Her father was the best toreador alive. His name was Antonio Villalta (Daniel Giménez Cacho) and he loved a woman who just might qualify as the hottest actress to give birth in a movie. Ever. Seriously Inma Cuesta is a fox. Don’t get too attached though. She dies. Spoilers. Is it a spoiler if it’s in the prologue?
The child survives, but the wealthy and recently paralyzed (emotionally and physically) Antonio is a widower. In swoops the evil step mother. Naturally. Fairy tales never have positive step mother characters. She will make life a living hell for the cuckolded Antonio and his precocious daughter.
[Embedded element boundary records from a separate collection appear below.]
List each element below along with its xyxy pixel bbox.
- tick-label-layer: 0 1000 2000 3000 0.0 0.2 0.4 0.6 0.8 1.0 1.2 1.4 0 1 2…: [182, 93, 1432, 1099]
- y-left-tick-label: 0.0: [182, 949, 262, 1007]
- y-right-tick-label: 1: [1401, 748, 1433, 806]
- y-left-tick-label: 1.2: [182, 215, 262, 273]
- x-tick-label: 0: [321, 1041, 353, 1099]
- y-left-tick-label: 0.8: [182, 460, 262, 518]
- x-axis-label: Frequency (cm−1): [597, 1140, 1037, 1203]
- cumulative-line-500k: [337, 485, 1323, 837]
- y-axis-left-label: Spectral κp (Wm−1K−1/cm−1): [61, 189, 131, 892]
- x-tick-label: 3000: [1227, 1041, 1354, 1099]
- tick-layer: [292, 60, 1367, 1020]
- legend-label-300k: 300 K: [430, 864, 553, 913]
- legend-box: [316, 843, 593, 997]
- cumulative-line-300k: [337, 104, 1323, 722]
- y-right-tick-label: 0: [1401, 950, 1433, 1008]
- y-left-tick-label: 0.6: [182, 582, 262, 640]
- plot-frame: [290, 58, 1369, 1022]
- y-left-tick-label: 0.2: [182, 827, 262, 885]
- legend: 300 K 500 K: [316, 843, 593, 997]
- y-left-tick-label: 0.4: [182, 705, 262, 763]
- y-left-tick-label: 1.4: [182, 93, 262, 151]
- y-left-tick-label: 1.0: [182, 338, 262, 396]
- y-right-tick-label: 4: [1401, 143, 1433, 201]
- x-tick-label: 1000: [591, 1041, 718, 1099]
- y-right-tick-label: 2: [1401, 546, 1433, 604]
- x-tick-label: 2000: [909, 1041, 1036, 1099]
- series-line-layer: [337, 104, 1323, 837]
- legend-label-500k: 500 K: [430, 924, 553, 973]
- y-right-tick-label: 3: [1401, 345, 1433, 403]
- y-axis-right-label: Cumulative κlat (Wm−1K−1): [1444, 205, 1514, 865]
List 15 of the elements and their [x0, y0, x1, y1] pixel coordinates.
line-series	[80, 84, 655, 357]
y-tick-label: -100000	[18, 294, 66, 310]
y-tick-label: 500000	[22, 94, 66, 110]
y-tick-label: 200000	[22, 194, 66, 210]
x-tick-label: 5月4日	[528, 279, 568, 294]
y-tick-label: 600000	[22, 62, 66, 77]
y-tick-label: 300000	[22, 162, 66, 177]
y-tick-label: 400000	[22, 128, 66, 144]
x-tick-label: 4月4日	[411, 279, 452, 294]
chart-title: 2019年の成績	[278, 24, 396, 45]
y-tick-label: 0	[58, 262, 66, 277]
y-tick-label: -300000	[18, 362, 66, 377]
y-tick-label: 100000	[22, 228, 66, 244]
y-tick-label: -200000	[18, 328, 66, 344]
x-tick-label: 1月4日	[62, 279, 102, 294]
What is the child’s name you query? ‘Tis the film’s protagonist and namesake, Blancanieves (2012).
That means Snow White in the Spanish.
Blancanieves, directed by Pablo Berger, is a Spanish re-imagining of the classic Brothers Grimm fairytale, Snow White. In addition to it being Spanish it is also a silent melodrama. And no, they’re not just cashing in on the success of The Artist (2011). In fact, crafty filmmakers have been making silent pictures all along. From the rebellious Charlie Chaplin (Modern Times) to the innovative Pierre Étaix (Yoyo) to the surreal Guy Maddin (Archangel), great filmmakers have been using the unique language and aesthetic of silent cinema to convey wonderful stories all throughout the sound era.
Also most of the characters for this adaptation are bullfighters. Now far be it from me to perpetuate the stereotype that all Spaniards are matadors. I’m just reporting the facts of the film.
I hate to use the cliche of, “if you think you know the story [of Snow White]…think again.” But it totally applies here. This is not Disney. (Although the bullfights are somewhat sanitized and cleansed of blood). This is a tasty tragedy of the freshest variety. Blancanieves, or Carmen as she is called (played by Macarena García as an adult and sadly not as hot as Inma Cuesta), runs away from her evil stepmother (played with delicious malevolence by Maribel Verdú from Pan’s Labyrinth). . . but not until about halfway through the movie. There’s a lot of build up and backstory here.
A band of independent circus dwarfs—who are also matadors. I know!—discover Carmen but she has amnesia and remembers nothing. She joins their happy troupe and becomes a great matador herself. Because it’s in the blood. You may think you know the rest of the story, but there’s enough surprise and intrigue to keep you guessing.
This movie boasts ravishing cinematography and rich imagery of epic bullfights and ornate upper-crust Spanish living spaces cleverly juxtaposed with ramshackle nomadic circus environs. And the erotic flamenco pulse of speedy guitar strings wound with sex-fire coupled with a pair of manic castanets gives Blancanieves added atmosphere you can almost sink your teeth into. I want to bite this movie is what I’m saying.
I really enjoyed Blancanieves. This is exactly what we should be doing with classic stories. Like Ray Tintori’s Death to the Tinman or The Coen Bros. O, Brother Where Art Thou! While the final moments of this film I found to be beautiful and touching they did leave me wanting a bit emotionally. But with the kooky premise, splendid acting, creative turns, and gorgeous style I can forgive it. I love magic, matadors, midgets, and silent movies so this was pretty good for me.
Go see Blancanieves. It’s a special treat. And now I shall return to scouring the internet for more pictures of Inma Cuesta.